Il "e quindi?" è semplice. Una valutazione di 75 milioni di euro e un folto numero di pretendenti sono astrazioni finché un giocatore non fa qualcosa di concreto davanti alle persone che guardano. Baturina ha fatto esattamente questo, rispondendo al gol iniziale dell'Arsenal con una rete che ha resistito per novanta minuti e ha costretto ai rigori. Quali che siano i limiti delle prove pre-stagionali, il tempismo e la sede non sono stati casuali.
Fà bregas, che ha gestito l'occasione con la sua caratteristica compostezza, si è descritto come "il meno importante qui" — una deviazione che tuttavia ha richiamato l'attenzione su quanto l'identità del Como sia diventata inseparabile dal suo progetto. Il direttore sportivo del club ha parlato pubblicamente di ambizioni che si estendono ben oltre il consolidamento, invocando le competizioni europee come un orizzonte realistico piuttosto che una lontana aspirazione. Questa impostazione è importante per la situazione di Baturina: il Como non è un club venditore sotto pressione. Ha terminato la stagione di Serie A 2024-25 al quarto posto, con 71 punti in 38 partite, con un record difensivo di 29 gol subiti in tutta la campagna.

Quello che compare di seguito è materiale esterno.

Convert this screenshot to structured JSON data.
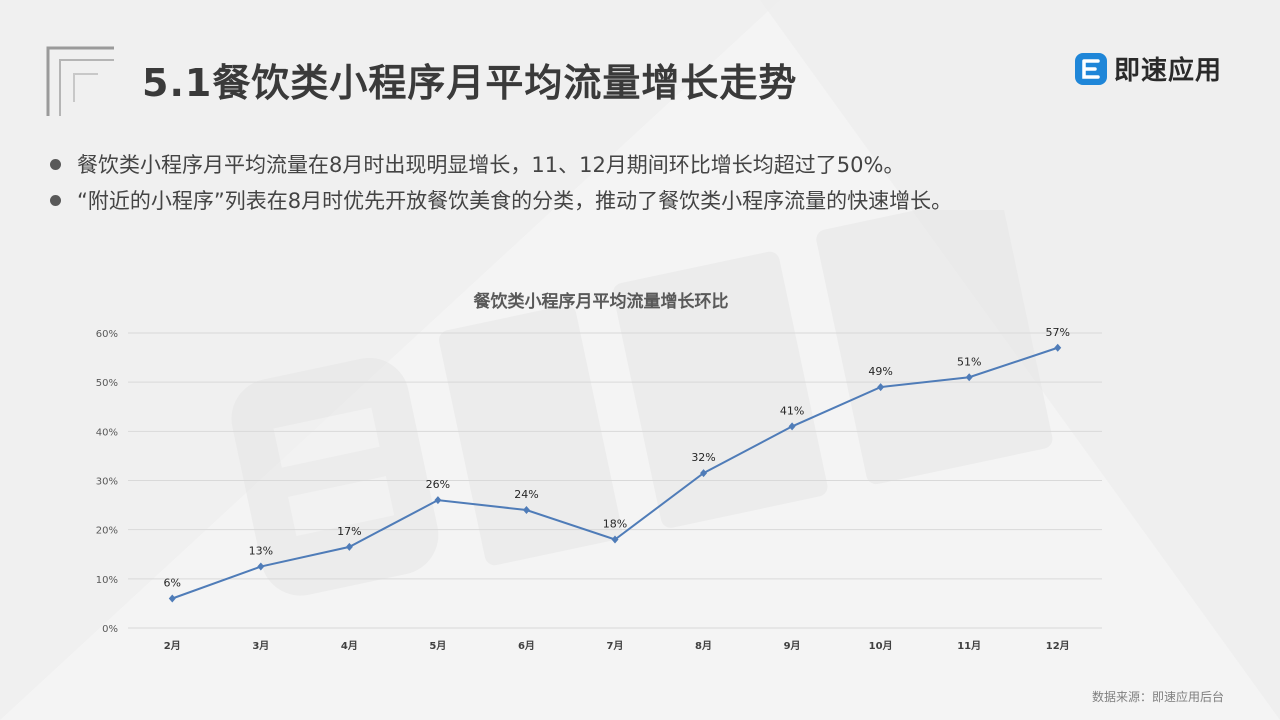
{
  "slide": {
    "title": "5.1餐饮类小程序月平均流量增长走势",
    "brand": "即速应用",
    "bullets": [
      "餐饮类小程序月平均流量在8月时出现明显增长，11、12月期间环比增长均超过了50%。",
      "“附近的小程序”列表在8月时优先开放餐饮美食的分类，推动了餐饮类小程序流量的快速增长。"
    ],
    "source": "数据来源：即速应用后台",
    "colors": {
      "line": "#4f7cb8",
      "grid": "#d9d9d9",
      "brand_icon": "#1f86d8"
    }
  },
  "chart_data": {
    "type": "line",
    "title": "餐饮类小程序月平均流量增长环比",
    "categories": [
      "2月",
      "3月",
      "4月",
      "5月",
      "6月",
      "7月",
      "8月",
      "9月",
      "10月",
      "11月",
      "12月"
    ],
    "values": [
      6,
      12.5,
      16.5,
      26,
      24,
      18,
      31.5,
      41,
      49,
      51,
      57
    ],
    "data_labels": [
      "6%",
      "13%",
      "17%",
      "26%",
      "24%",
      "18%",
      "32%",
      "41%",
      "49%",
      "51%",
      "57%"
    ],
    "y_ticks": [
      "0%",
      "10%",
      "20%",
      "30%",
      "40%",
      "50%",
      "60%"
    ],
    "ylim": [
      0,
      60
    ],
    "grid": true,
    "legend": "none",
    "marker": "diamond"
  }
}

I numeri di Baturina in quella stagione — sei gol e tre assist in 29 presenze, con un voto medio di 7.10 — riflettono un giocatore che ha contribuito costantemente piuttosto che con fiammate isolate. Un punteggio AI complessivo di 76 con un tetto massimo proiettato di 84 suggerisce che il consenso analitico vede ancora uno sviluppo significativo davanti a sé, il che è precisamente il tipo di profilo che giustifica un club che mantiene ferma la propria richiesta economica piuttosto che accettare la prima offerta seria.
La sconfitta ai rigori contro l'Arsenal è irrilevante per tutto questo. Ciò che la serata ha prodotto è stata visibilità al momento giusto: un giocatore legato ai club di Premier League che segna contro i campioni della Premier League, nel loro stesso stadio, in una partita che il suo allenatore ha trattato come un vero test di carattere. Baturina l'ha superato. La negoziazione continua su basi più solide.